Kapitalizm kendi işleyişi gereği hem kentlerde hem de kırsal alanlarda nüfusun büyük çoğunluğunu mülksüzleştirerek ilerler. Bu nedenle, işçi sınıfının yanı sıra yoksul köylülüğün mücadelesi de sermayenin sınıfsal egemenliğine, burjuva egemenliğe karşı bir yönelim içindedir. İşçi sınıfını, köylüleri ve diğer emekçi kesimleri de sömüren, mülksüzleştiren burjuva sınıftır. İşçi sınıfı başta olmak üzere bütün emekçi sınıfların mücadelelerinin esas olarak sermayenin egemenliğine, kapitalizme karşı gelişmesi eşyanın doğasına uygun bir durumdur. Burjuvazi, sermaye birikimini sürdürmek için tüm emekçi sınıfları ezer, baskı altına alarak sömürür. Bu nedenle tüm emekçi sınıfların da düşmanıdır. İşçi sınıfı, köylüler ve tüm diğer emekçilerin mücadelesinin ortak düşmanları olan aynı sınıfa, burjuvaziye karşı olması; kapitalizmin egemenliğine yönelmesi, tüm emekçi sınıfların ittifakının da somut maddi temelidir. Bu durum tek tek ülkelerde geçerli olduğu gibi bütün dünyada da geçerlidir.
Gerek tek tek ülkelerde gerek dünya genelinde işçi sınıfının mücadelesi çok uzun yıllardan beri devam ediyor. Bu uzun yıllar süren süreçte büyük ve güçlü mücadeleler veren yenen, yenilen ve zaferler kazanan işçi sınıfı büyük deneyime sahiptir. Kendi ülkesinde olduğu kadar Uluslar arası alanda da verilen mücadelelerin deneyiminden öğrenen işçi sınıfı, pek çok yerde artık örgütlü bir güç olarak hareket ediyor. Yine de pek çok yerde eylemleri işçi sınıfının korunması, yaşam koşullarının iyileştirilmesiyle sınırlı kalıyor, ekonomik mücadelenin ötesine geçemiyor. Oysa kendi kurtuluşunu kendi gerçekleştirecek olan işçi sınıfı, bu amacına ulaşmak için ekonomik mücadeleyle politik mücadeleyi birleştirmeyi başarmalıdır.
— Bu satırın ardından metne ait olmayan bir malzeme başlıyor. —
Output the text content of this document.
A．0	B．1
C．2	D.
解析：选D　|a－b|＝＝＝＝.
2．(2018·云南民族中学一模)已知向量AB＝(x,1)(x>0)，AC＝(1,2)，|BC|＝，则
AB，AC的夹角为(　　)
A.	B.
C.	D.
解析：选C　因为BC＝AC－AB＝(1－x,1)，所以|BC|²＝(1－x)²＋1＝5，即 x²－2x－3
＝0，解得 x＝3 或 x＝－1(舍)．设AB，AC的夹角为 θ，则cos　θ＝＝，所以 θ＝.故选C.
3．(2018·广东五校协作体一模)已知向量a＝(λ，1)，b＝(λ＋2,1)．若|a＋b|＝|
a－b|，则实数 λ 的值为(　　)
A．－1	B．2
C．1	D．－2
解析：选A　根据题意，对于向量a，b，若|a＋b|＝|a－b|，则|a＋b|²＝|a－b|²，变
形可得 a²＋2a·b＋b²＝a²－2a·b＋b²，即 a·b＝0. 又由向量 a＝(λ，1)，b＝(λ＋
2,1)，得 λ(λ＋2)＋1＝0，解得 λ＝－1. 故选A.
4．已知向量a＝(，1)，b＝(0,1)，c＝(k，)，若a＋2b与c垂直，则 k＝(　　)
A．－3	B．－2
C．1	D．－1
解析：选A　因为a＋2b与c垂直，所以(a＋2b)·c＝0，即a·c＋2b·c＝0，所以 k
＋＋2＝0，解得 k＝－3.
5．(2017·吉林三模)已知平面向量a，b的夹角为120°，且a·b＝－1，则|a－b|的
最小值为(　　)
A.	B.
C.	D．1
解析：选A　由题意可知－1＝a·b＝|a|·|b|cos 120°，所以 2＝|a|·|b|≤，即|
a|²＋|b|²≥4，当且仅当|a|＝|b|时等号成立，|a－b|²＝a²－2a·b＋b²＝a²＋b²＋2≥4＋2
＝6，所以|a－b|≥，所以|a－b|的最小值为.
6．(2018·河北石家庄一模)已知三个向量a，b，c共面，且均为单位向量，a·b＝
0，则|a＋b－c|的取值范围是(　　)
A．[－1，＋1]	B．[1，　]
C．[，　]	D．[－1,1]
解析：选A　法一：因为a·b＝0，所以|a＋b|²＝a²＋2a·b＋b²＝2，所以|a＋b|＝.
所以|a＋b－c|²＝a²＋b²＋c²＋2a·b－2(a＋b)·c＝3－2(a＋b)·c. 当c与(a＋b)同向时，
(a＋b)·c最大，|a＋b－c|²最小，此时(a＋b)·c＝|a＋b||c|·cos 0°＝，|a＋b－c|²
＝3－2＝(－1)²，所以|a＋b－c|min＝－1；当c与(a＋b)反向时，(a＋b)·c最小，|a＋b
Örgütlü bir güç olarak davranan işçi sınıfı, politik özgürlükleri kazanmak uğruna mücadeleyi yükseltirse; politik iktidarı ele geçirmek amacıyla hareket ederse hem ekonomik kazanımlarını arttırır, hem de asıl olanı; işçi sınıfının tam kurtuluşu hedefine uygun hareket eder. Sınıf mücadelesinde asıl olan bu örgütlü gücün emeğin tam kurtuluşu hedefine yönelmesi, politik iktidarı devrim yoluyla ele geçirerek daha ileri bir toplumsal sistem olan sosyalizmi kurmayı hedeflemesidir.